Auch in diesen herausfordernden Zeiten ist das finteo-Team wie gewohnt im Einsatz. Wir haben die Gelegenheit genutzt um mit unserem Emittenten Bathow Dach über die aktuelle Lage zu sprechen.

„Wir sind aktuell gänzlich ausgelastet“, so René Opitz, Geschäftsführer der Bathow Dach Gmbh. Dennoch trifft der Betrieb bereits vorsorgliche Maßnahmen, um auf mögliche Negativauswirkungen vorbereitet zu sein.

Rückblick: finteo Anlageprojekt Bathow Dach GmbH

Der mittelständische Handwerksbetrieb ist bereits seit dem Jahr 1980 im Dienste. Seit 40 Jahren bietet der Familienbetrieb seinen Kunden ganzheitliche Lösungen für unterschiedlichste Anforderungen und Aufgabenstellungen mit hohem Anspruch an Technik, Komfort, Design und Wirtschaftlichkeit.

Mit unserer finteo-Crowd konnte das Crowdinvesting-Projekt im Februar innerhalb kürzester Zeit bis zum Finanzierungs-Limit in Höhe von 270.000 € erfolgreich finanziert werden.

Ein aktuelles Update während der Corona-Krise: Wie geht es jetzt weiter?

Herr Opitz, wir erleben gerade ungewöhnliche Zeiten. In Zeiten von Corona steht alles still, das trifft sehr viele Branchen. Wie ist es derzeit im Baugewerbe und wie gehen Sie damit um?

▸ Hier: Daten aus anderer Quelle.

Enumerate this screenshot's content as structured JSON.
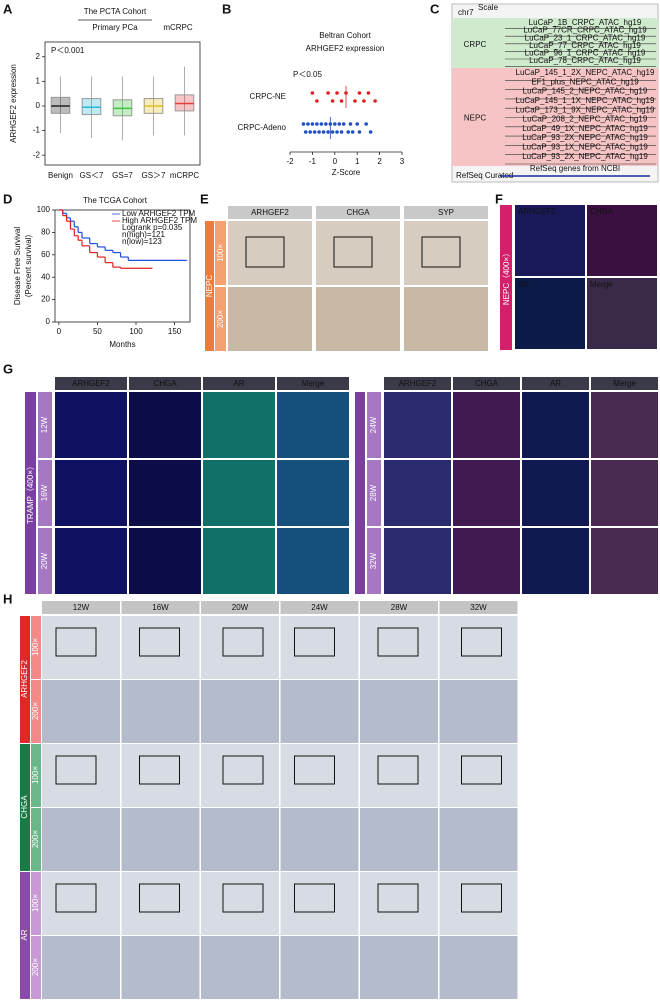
{
  "panel_labels": [
    "A",
    "B",
    "C",
    "D",
    "E",
    "F",
    "G",
    "H"
  ],
  "chart_data": [
    {
      "type": "box",
      "title": "The PCTA Cohort",
      "group_labels": [
        "Primary PCa",
        "mCRPC"
      ],
      "annotation": "P＜0.001",
      "ylabel": "ARHGEF2 expression",
      "categories": [
        "Benign",
        "GS＜7",
        "GS=7",
        "GS＞7",
        "mCRPC"
      ],
      "colors": [
        "#222222",
        "#2ab7d6",
        "#3cc43c",
        "#e0c020",
        "#e04040"
      ],
      "boxes": [
        {
          "min": -1.1,
          "q1": -0.3,
          "median": 0,
          "q3": 0.35,
          "max": 1.2
        },
        {
          "min": -1.3,
          "q1": -0.35,
          "median": -0.05,
          "q3": 0.3,
          "max": 1.2
        },
        {
          "min": -1.4,
          "q1": -0.4,
          "median": -0.1,
          "q3": 0.25,
          "max": 1.2
        },
        {
          "min": -1.2,
          "q1": -0.3,
          "median": 0,
          "q3": 0.3,
          "max": 1.2
        },
        {
          "min": -1.2,
          "q1": -0.2,
          "median": 0.1,
          "q3": 0.45,
          "max": 1.6
        }
      ],
      "ylim": [
        -2.4,
        2.6
      ],
      "yticks": [
        -2,
        -1,
        0,
        1,
        2
      ]
    },
    {
      "type": "strip",
      "title": "Beltran Cohort",
      "subtitle": "ARHGEF2 expression",
      "annotation": "P＜0.05",
      "xlabel": "Z-Score",
      "categories": [
        "CRPC-NE",
        "CRPC-Adeno"
      ],
      "colors": [
        "#e02020",
        "#1f4fc8"
      ],
      "groups": [
        [
          -1.0,
          -0.8,
          -0.3,
          -0.1,
          0.1,
          0.3,
          0.5,
          0.9,
          1.1,
          1.3,
          1.5,
          1.8
        ],
        [
          -1.4,
          -1.3,
          -1.2,
          -1.1,
          -1.0,
          -0.9,
          -0.8,
          -0.7,
          -0.6,
          -0.5,
          -0.4,
          -0.3,
          -0.2,
          -0.1,
          0,
          0.1,
          0.2,
          0.3,
          0.4,
          0.6,
          0.7,
          0.8,
          1.0,
          1.1,
          1.4,
          1.6
        ]
      ],
      "medians": [
        0.5,
        -0.2
      ],
      "xlim": [
        -2,
        3
      ],
      "xticks": [
        -2,
        -1,
        0,
        1,
        2,
        3
      ]
    },
    {
      "type": "step",
      "title": "The TCGA Cohort",
      "ylabel": [
        "Disease Free Survival",
        "(Percent survival)"
      ],
      "xlabel": "Months",
      "annotations": [
        "Logrank p=0.035",
        "n(high)=121",
        "n(low)=123"
      ],
      "series": [
        {
          "name": "Low ARHGEF2 TPM",
          "color": "#1f4fe0",
          "x": [
            0,
            5,
            10,
            15,
            20,
            25,
            30,
            40,
            50,
            60,
            70,
            80,
            90,
            100,
            165
          ],
          "values": [
            100,
            97,
            93,
            90,
            85,
            80,
            75,
            70,
            67,
            64,
            62,
            58,
            55,
            55,
            55
          ]
        },
        {
          "name": "High ARHGEF2 TPM",
          "color": "#e02020",
          "x": [
            0,
            5,
            10,
            15,
            20,
            25,
            30,
            40,
            50,
            60,
            70,
            80,
            120
          ],
          "values": [
            100,
            95,
            90,
            83,
            77,
            73,
            68,
            62,
            58,
            53,
            49,
            48,
            48
          ]
        }
      ],
      "xlim": [
        -5,
        170
      ],
      "xticks": [
        0,
        50,
        100,
        150
      ],
      "ylim": [
        0,
        100
      ],
      "yticks": [
        0,
        20,
        40,
        60,
        80,
        100
      ]
    }
  ],
  "panel_c": {
    "scale": "Scale",
    "chr": "chr7",
    "groups": [
      {
        "name": "CRPC",
        "tracks": [
          "LuCaP_1B_CRPC_ATAC_hg19",
          "LuCaP_77CR_CRPC_ATAC_hg19",
          "LuCaP_23_1_CRPC_ATAC_hg19",
          "LuCaP_77_CRPC_ATAC_hg19",
          "LuCaP_96_1_CRPC_ATAC_hg19",
          "LuCaP_78_CRPC_ATAC_hg19"
        ]
      },
      {
        "name": "NEPC",
        "tracks": [
          "LuCaP_145_1_2X_NEPC_ATAC_hg19",
          "EF1_plus_NEPC_ATAC_hg19",
          "LuCaP_145_2_NEPC_ATAC_hg19",
          "LuCaP_145_1_1X_NEPC_ATAC_hg19",
          "LuCaP_173_1_9X_NEPC_ATAC_hg19",
          "LuCaP_208_2_NEPC_ATAC_hg19",
          "LuCaP_49_1X_NEPC_ATAC_hg19",
          "LuCaP_93_2X_NEPC_ATAC_hg19",
          "LuCaP_93_1X_NEPC_ATAC_hg19",
          "LuCaP_93_2X_NEPC_ATAC_hg19"
        ]
      }
    ],
    "refseq": "RefSeq Curated",
    "refseq_genes": "RefSeq genes from NCBI"
  },
  "panel_e": {
    "side": "NEPC",
    "columns": [
      "ARHGEF2",
      "CHGA",
      "SYP"
    ],
    "rows": [
      "100×",
      "200×"
    ]
  },
  "panel_f": {
    "side": "NEPC（400×）",
    "channels": [
      "ARHGEF2",
      "CHGA",
      "AR",
      "Merge"
    ]
  },
  "panel_g": {
    "side": "TRAMP（400×）",
    "columns": [
      "ARHGEF2",
      "CHGA",
      "AR",
      "Merge"
    ],
    "left_rows": [
      "12W",
      "16W",
      "20W"
    ],
    "right_rows": [
      "24W",
      "28W",
      "32W"
    ]
  },
  "panel_h": {
    "columns": [
      "12W",
      "16W",
      "20W",
      "24W",
      "28W",
      "32W"
    ],
    "groups": [
      {
        "name": "ARHGEF2",
        "rows": [
          "100×",
          "200×"
        ]
      },
      {
        "name": "CHGA",
        "rows": [
          "100×",
          "200×"
        ]
      },
      {
        "name": "AR",
        "rows": [
          "100×",
          "200×"
        ]
      }
    ]
  }
}
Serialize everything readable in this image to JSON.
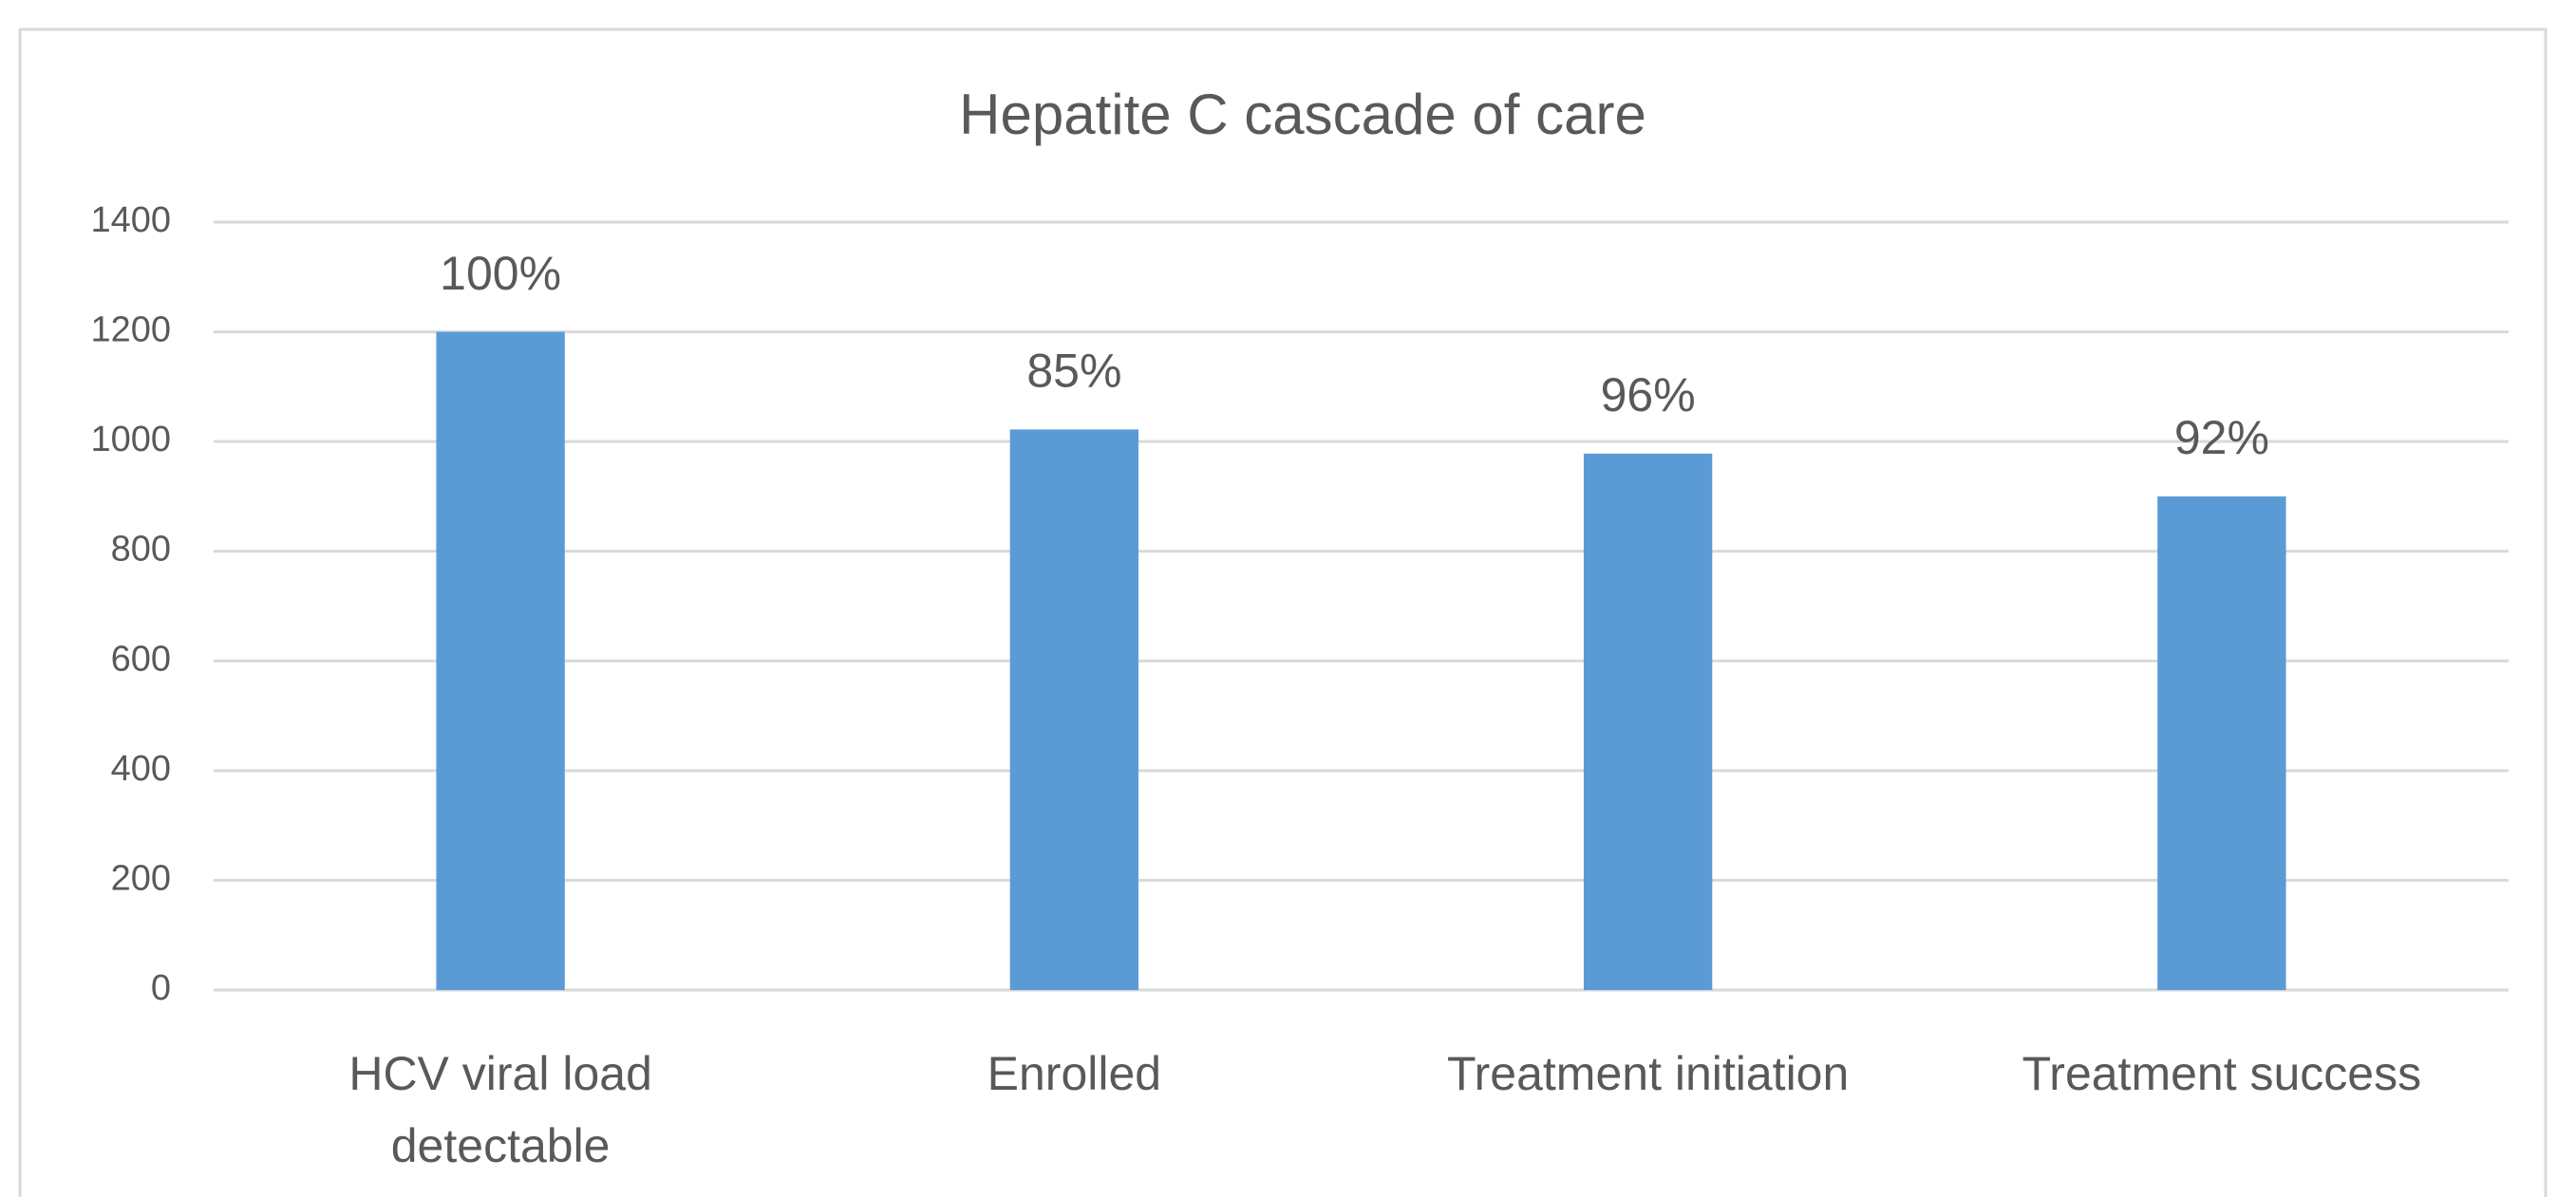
{
  "chart_data": {
    "type": "bar",
    "title": "Hepatite C cascade of care",
    "categories": [
      "HCV viral load detectable",
      "Enrolled",
      "Treatment initiation",
      "Treatment success"
    ],
    "values": [
      1200,
      1022,
      978,
      900
    ],
    "annotations": [
      "100%",
      "85%",
      "96%",
      "92%"
    ],
    "color": "#5b9bd5",
    "ylim": [
      0,
      1400
    ],
    "yticks": [
      0,
      200,
      400,
      600,
      800,
      1000,
      1200,
      1400
    ],
    "grid": true
  }
}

René Opitz: Ganz im Gegenteil, aktuell sind wir mit einem Großprojekt (25.000 qm) in Dresden gänzlich ausgelastet. Allerdings beobachten auch wir die derzeitige Entwicklung sehr genau, da unsere Auftraggeber in den unterschiedlichsten Branchen tätig sind. Bisher konnten wir erfreulicherweise feststellen, dass sich die Corona-Problematik nicht negativ in unserer Auftragslage widergespiegelt hat. Denn anders als beispielsweise im Einzelhandel, gibt es in unserer Branche keinen Publikumsverkehr und somit dürfen wir auch seitens des Gesetzgebers unserer Arbeit weiter nachgehen.

Wie schaut es mit der Materialbeschaffung aus?

René Opitz: Unser Wachstumsvorhaben war und ist die Betriebsmittel-Vorfinanzierung für die bevorstehenden Bauprojekte. Engpässe von Seite der Lieferanten, wie wir es aktuell im Lebensmittel- oder anderen Bereichen sehen können, sind bei der Baustoffbeschaffung nicht zu verzeichnen. Insofern können wir das ursprüngliche Ziel derzeit weiterhin verfolgen.

Bringt der gesellschaftliche und ökonomische Stillstand bevorstehende Bauprojekte ins Wanken?

René Opitz: Derzeit ist die Auftragslage zwar stabil, allerdings ist uns im Hinblick auf unsere langjährige Erfahrung durchaus bewusst, dass sich solche Ereignisse zeitverzögert in den Auftragsbüchern widerspiegeln können. Sollte sich die wirtschaftliche Gesamtsituation in den kommenden Monaten verschlechtern, wird sich das möglicherweise auch auf unsere Auftragslage auswirken. Die Bathow Dach GmbH hat schon immer großen Wert darauf gelegt, Aufträge aus unterschiedlichen Branchen anzunehmen, um somit breit aufgestellt zu sein. Viele unserer Kunden kommen beispielsweise aus der Lebensmittel- und Konsumgüterindustrie, die relativ konjunkturstabil sind.

Unsere Investoren verstehen natürlich die aktuelle Situation, aber machen sich dennoch Gedanken um Ihre Investition bzw. Zinsen und Tilgung. Was können Sie den Investoren dazu sagen?

René Opitz: Obwohl unsere derzeitige Situation trotz der Corona-Krise relativ stabil ist, treffen wir schon jetzt vorsorglich Maßnahmen, um auf mögliche Negativauswirkungen im Baugewerbe vorbereitet zu sein. Aus diesem Grund setzen wir uns intensiv mit den angekündigten staatlichen Hilfsmaßnahmen auseinander, um mögliche zukünftige Risiken zu mildern.

Als 40-jähriger Familienbetrieb haben wir auch herausfordernde Wirtschaftsphasen bereits erfolgreich gemeistert und mit dieser Erfahrung möchten wir auch der aktuellen Situation rund um die Corona-Krise entgegentreten.

Herr Opitz, vielen Dank für das Interview. Wir wünschen weiterhin alles Gute und hoffen, dass der Spuk für uns alle bald ein Ende hat.